A civilian crew member from St. Petersburg was killed and another man was still missing Sunday after an ammunition ship caught fire Saturday afternoon at an Army terminal on the Cape Fear River.

Commander Jim McPherson, a spokesman at Coast Guard headquarters in Washington, D.C., said 35-year-old Paul Powell died in the engine room of the MV Staff Sgt. Edward A. Carter Jr. on Saturday.

A search for Horace Beasely, 45, of Gretna, Va., was called off Sunday afternoon and is now considered a recovery mission, said Marge Holtz, spokeswoman for U.S. Navy Military Sealift Command. Authorities believe Beasely, an engine utility man, jumped ship when the fire started.

No other injuries were reported.

The Coast Guard reported early Sunday morning that three people were killed, but later revised the figure to one. Barry attributed the report of three deaths to a miscommunication during the chaos of the fire and the search.

Barry said the investigation is ongoing and that a cause for the fire has not been determined.

The Edward Carter is a 950-foot contract vessel based in Norfolk, Va. that hauls ammunition and other cargo.
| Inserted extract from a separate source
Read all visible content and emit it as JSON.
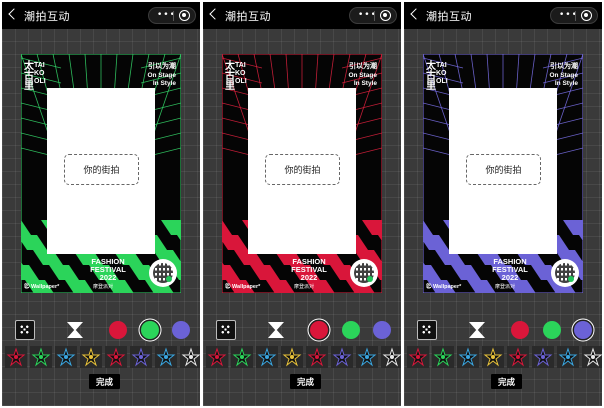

The ship, which is owned and operated by Norfolk-based Maersk Line, Ltd., was chartered to the Navy but had a civilian crew. It was headed for Diego Garcia in the Indian Ocean.

A crew of 20 was on board when a fire broke out in the engine room about 4 p.m., according to Col. Ron Heiter, commander of Sunny Point Military Ocean Terminal.

"An engine room fire is one of the most dangerous fires you can have on a ship, and then when you combine it with the cargo they were carrying, you have to be careful," McPherson said.

The fire was contained to the engine room.